Since practices started on Oct. 1 the team has been rigorously preparing for the season, staying busy with a heavy workload; as Rappe puts it, now is the time the team gets “completely demolished.” Right now, the teams aren’t as concerned with the results of their current meets as they are in getting ready for February’s MIAC Championships.
“I want each individual to be their best, to reach their maximum potential,” Head Coach Bob Pearson said. “I’m not interested in setting time goals, just to get everyone healthy and at their peak performance in February.”
According to Kristin Mathson ’08, as a result of the hard training, the team gets really close, especially during January, when the whole team stays on campus to train.
“In January, we practice twice a day. In between we hang out and watch movies and try to do things off campus,” Mathson said. “Since no one else is on campus we try to a lot of stuff together.”
January will be the first time the whole team will be together. The women’s team’s entire junior class, comprising all of the team’s divers, is studying abroad this semester, in places such as South Africa, Spain and the Dominican Republic. The men’s team is also currently without divers, although swimmer David Brown ’08 is taking a crash course in diving to give the team at least one diver for the time being.
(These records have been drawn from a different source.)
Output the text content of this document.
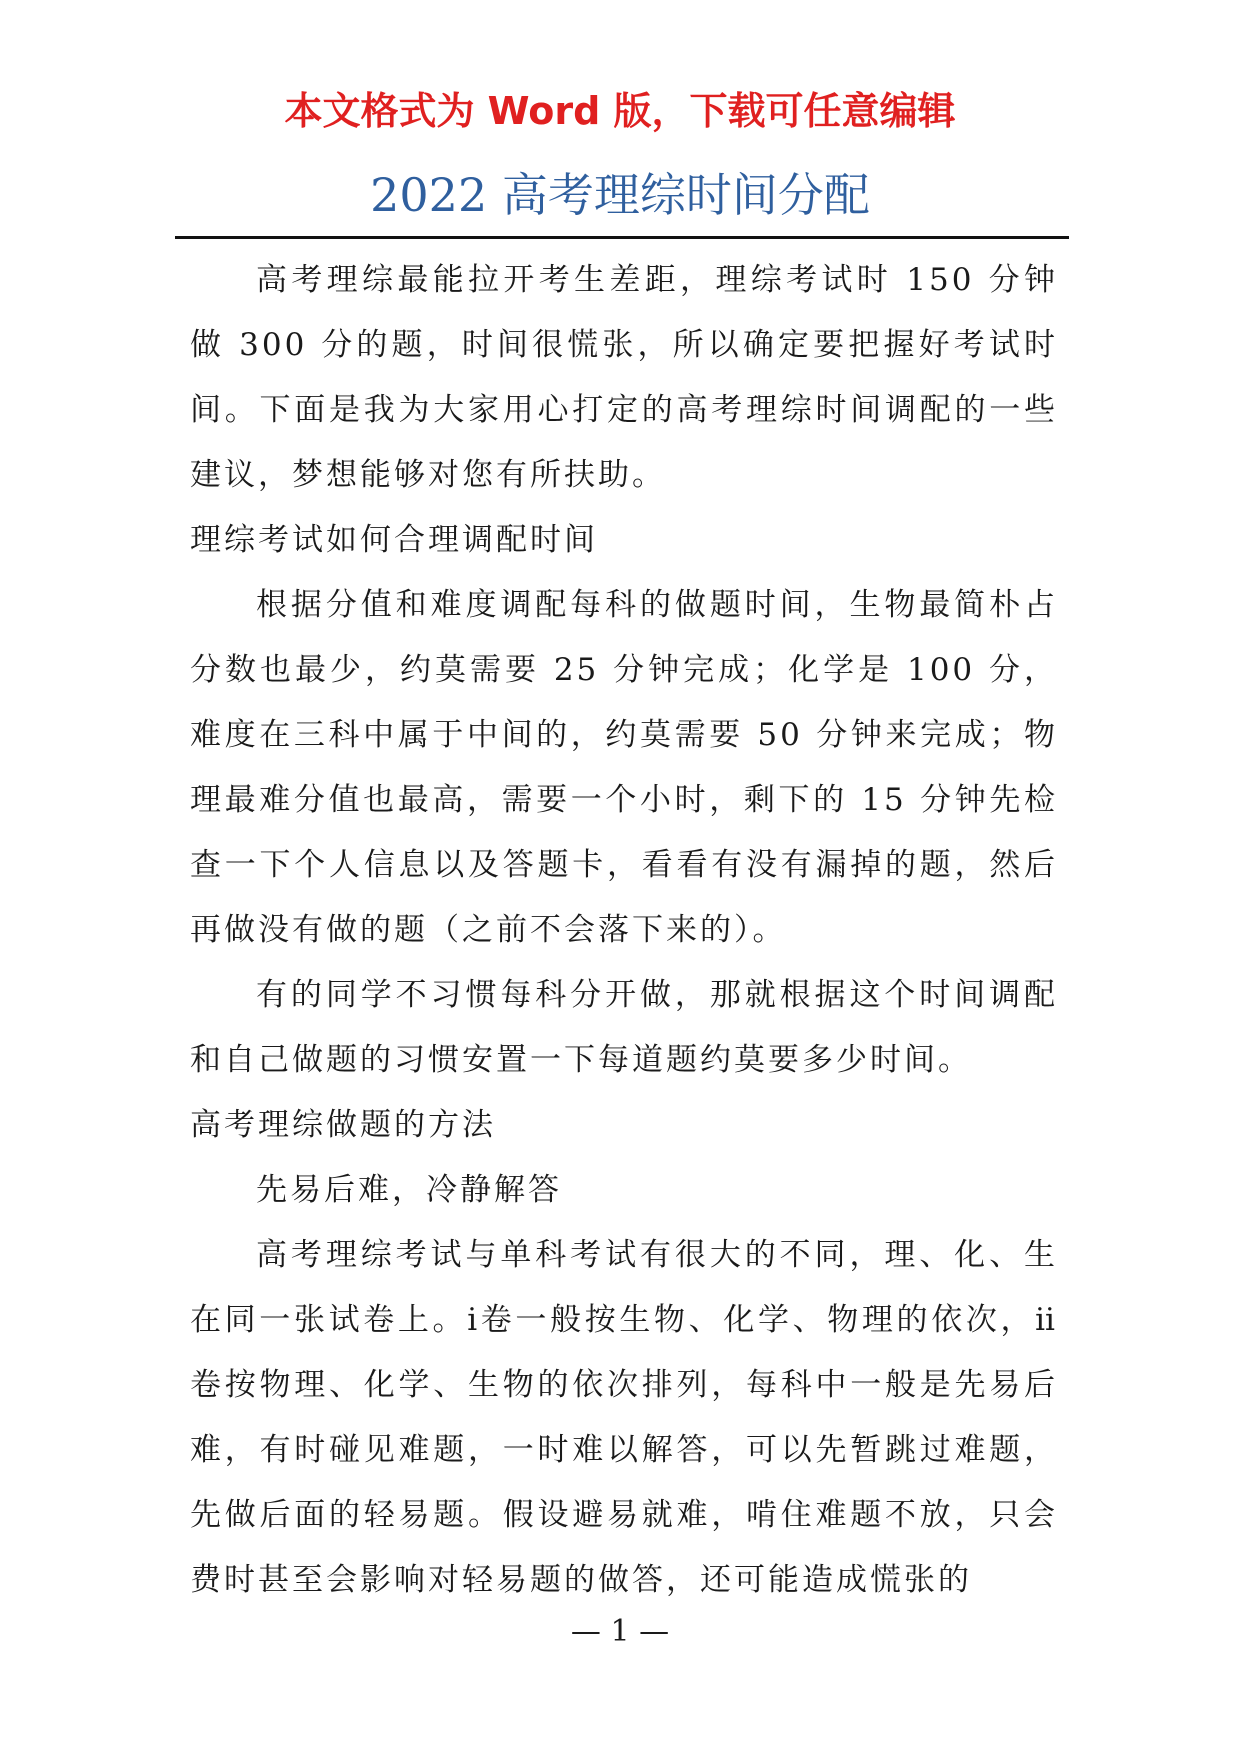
本文格式为 Word 版，下载可任意编辑
2022 高考理综时间分配

高考理综最能拉开考生差距，理综考试时 150 分钟做 300 分的题，时间很慌张，所以确定要把握好考试时间。下面是我为大家用心打定的高考理综时间调配的一些建议，梦想能够对您有所扶助。

理综考试如何合理调配时间

根据分值和难度调配每科的做题时间，生物最简朴占分数也最少，约莫需要 25 分钟完成；化学是 100 分，难度在三科中属于中间的，约莫需要 50 分钟来完成；物理最难分值也最高，需要一个小时，剩下的 15 分钟先检查一下个人信息以及答题卡，看看有没有漏掉的题，然后再做没有做的题（之前不会落下来的）。

有的同学不习惯每科分开做，那就根据这个时间调配和自己做题的习惯安置一下每道题约莫要多少时间。

高考理综做题的方法

先易后难，冷静解答

高考理综考试与单科考试有很大的不同，理、化、生在同一张试卷上。ⅰ卷一般按生物、化学、物理的依次，ⅱ卷按物理、化学、生物的依次排列，每科中一般是先易后难，有时碰见难题，一时难以解答，可以先暂跳过难题，先做后面的轻易题。假设避易就难，啃住难题不放，只会费时甚至会影响对轻易题的做答，还可能造成慌张的

— 1 —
According to Pearson, it’s usual for the team to start its season short-handed since some swimmers are finishing up a fall sport before starting practices, such as Schubert, who started practice this past Monday after finishing his Cross Country season. However, this year’s absences are a particular quirk.
At peak performance, this year’s team has the potential to be very successful. Annie Flanagan ’09’s pool record 1 meter 11 dive score of 328.25 from last year looms over the Butler Pool as the team practices. Rappe feels that this is just the first step for Flanagan and that when she gets back from studying abroad in South America better things are to come.
“She’s a gymnast, she doesn’t like to land on her head,” Rappe said.
The last All-American on the women’s team was Heather Lendway ’06 in 2006, but the men haven’t had an All-American since 1992. Pearson believes that this year’s team has several members with potential All-American ability.
Although this season is proving to be particularly uncomfortable, for swimmers, if it isn’t uncomfortable it isn’t worth trying in the first place. Everyone on the team will keep plugging away until they find their comfort level, and come February, we’ll see how it all pays off.